Mi mente recorría los cuentos escritos por Horacio Quiroga, que me mantuvieron horas y horas despierto a la madrugada: me imaginaba siendo su protagonista, pensando en la profundidad de la selva y en la profusión de especies animales, que solo había tenido la oportunidad de conocer a través de algún viejo documental.
Totalmente capturado en este realismo mágico no podía dejar de pensar en ancianas leyendas, como aquella de la gran serpiente Boi, que habitaba en el río y que recibía como ofrendas a las doncellas, que le arrojaban para aplacar su ferocidad. Hasta que un valiente y orgulloso guaraní raptó a una de ellas y juntos lograron escapar en una canoa, salvándola del trágico final.
Cuentan que, ante tamaña muestra de osadía, la serpiente se enojó tanto que con su lomo rompió el curso del río, creando las cataratas y separando a los amantes.
Cuando al fin del viaje entrábamos en tierra misionera ya podía verla teñida de ese color rojizo o cobrizo.

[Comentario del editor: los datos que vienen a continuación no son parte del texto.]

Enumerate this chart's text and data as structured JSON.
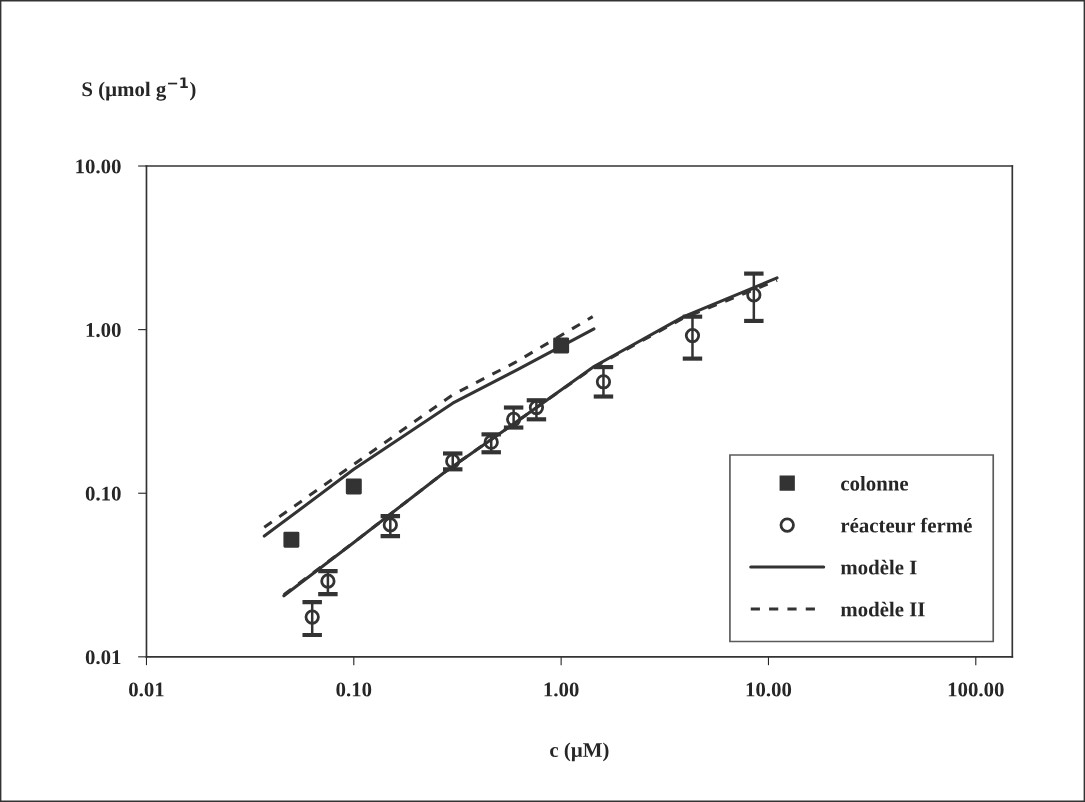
{
  "chart_data": {
    "type": "scatter",
    "xlabel": "c (µM)",
    "ylabel": "S (µmol g$^{−1}$)",
    "log": "xy",
    "xlim": [
      0.01,
      150
    ],
    "ylim": [
      0.01,
      10
    ],
    "xticks": [
      {
        "value": 0.01,
        "label": "0.01"
      },
      {
        "value": 0.1,
        "label": "0.10"
      },
      {
        "value": 1,
        "label": "1.00"
      },
      {
        "value": 10,
        "label": "10.00"
      },
      {
        "value": 100,
        "label": "100.00"
      }
    ],
    "yticks": [
      {
        "value": 0.01,
        "label": "0.01"
      },
      {
        "value": 0.1,
        "label": "0.10"
      },
      {
        "value": 1,
        "label": "1.00"
      },
      {
        "value": 10,
        "label": "10.00"
      }
    ],
    "grid": false,
    "legend": "bottom right",
    "series": [
      {
        "name": "colonne",
        "marker": "square",
        "color": "#333333",
        "x": [
          0.05,
          0.1,
          1.0
        ],
        "values": [
          0.052,
          0.11,
          0.8
        ]
      },
      {
        "name": "réacteur fermé",
        "marker": "circle",
        "color": "#333333",
        "x": [
          0.063,
          0.075,
          0.15,
          0.3,
          0.46,
          0.59,
          0.76,
          1.6,
          4.3,
          8.5
        ],
        "values": [
          0.0175,
          0.029,
          0.064,
          0.157,
          0.205,
          0.283,
          0.334,
          0.48,
          0.92,
          1.63
        ],
        "errors": [
          [
            0.0136,
            0.0216
          ],
          [
            0.0242,
            0.0334
          ],
          [
            0.0547,
            0.0724
          ],
          [
            0.14,
            0.175
          ],
          [
            0.178,
            0.229
          ],
          [
            0.252,
            0.334
          ],
          [
            0.283,
            0.37
          ],
          [
            0.39,
            0.59
          ],
          [
            0.665,
            1.2
          ],
          [
            1.13,
            2.2
          ]
        ]
      },
      {
        "name": "modèle I",
        "type": "line",
        "line_style": "solid",
        "marker": "none",
        "color": "#333333",
        "x": [
          0.046,
          0.1,
          0.273,
          0.6,
          1.44,
          3.9,
          11
        ],
        "values": [
          0.0236,
          0.05,
          0.134,
          0.27,
          0.595,
          1.2,
          2.07
        ]
      },
      {
        "type": "line",
        "line_style": "solid",
        "marker": "none",
        "color": "#333333",
        "x": [
          0.037,
          0.1,
          0.3,
          0.6,
          1.44
        ],
        "values": [
          0.0547,
          0.14,
          0.355,
          0.56,
          1.01
        ]
      },
      {
        "name": "modèle II",
        "type": "line",
        "line_style": "dashed",
        "marker": "none",
        "color": "#333333",
        "x": [
          0.046,
          0.1,
          0.273,
          0.6,
          1.44,
          3.9,
          11
        ],
        "values": [
          0.024,
          0.05,
          0.134,
          0.27,
          0.59,
          1.18,
          2.0
        ]
      },
      {
        "type": "line",
        "line_style": "dashed",
        "marker": "none",
        "color": "#333333",
        "x": [
          0.037,
          0.1,
          0.3,
          0.6,
          1.42
        ],
        "values": [
          0.062,
          0.15,
          0.4,
          0.63,
          1.2
        ]
      }
    ]
  }
}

Una gran sonrisa dibujada en mi rostro anunciaba lo que ya tenía casi al alcance de la mano.
Hoy en día, después de tanto tiempo pasado y de tantos viajes realizados, cierro nuevamente los ojos y sigue siendo este uno de los enclaves mas increíbles del mundo, uno de los recuerdo mas tangibles de mis primeros años aquí.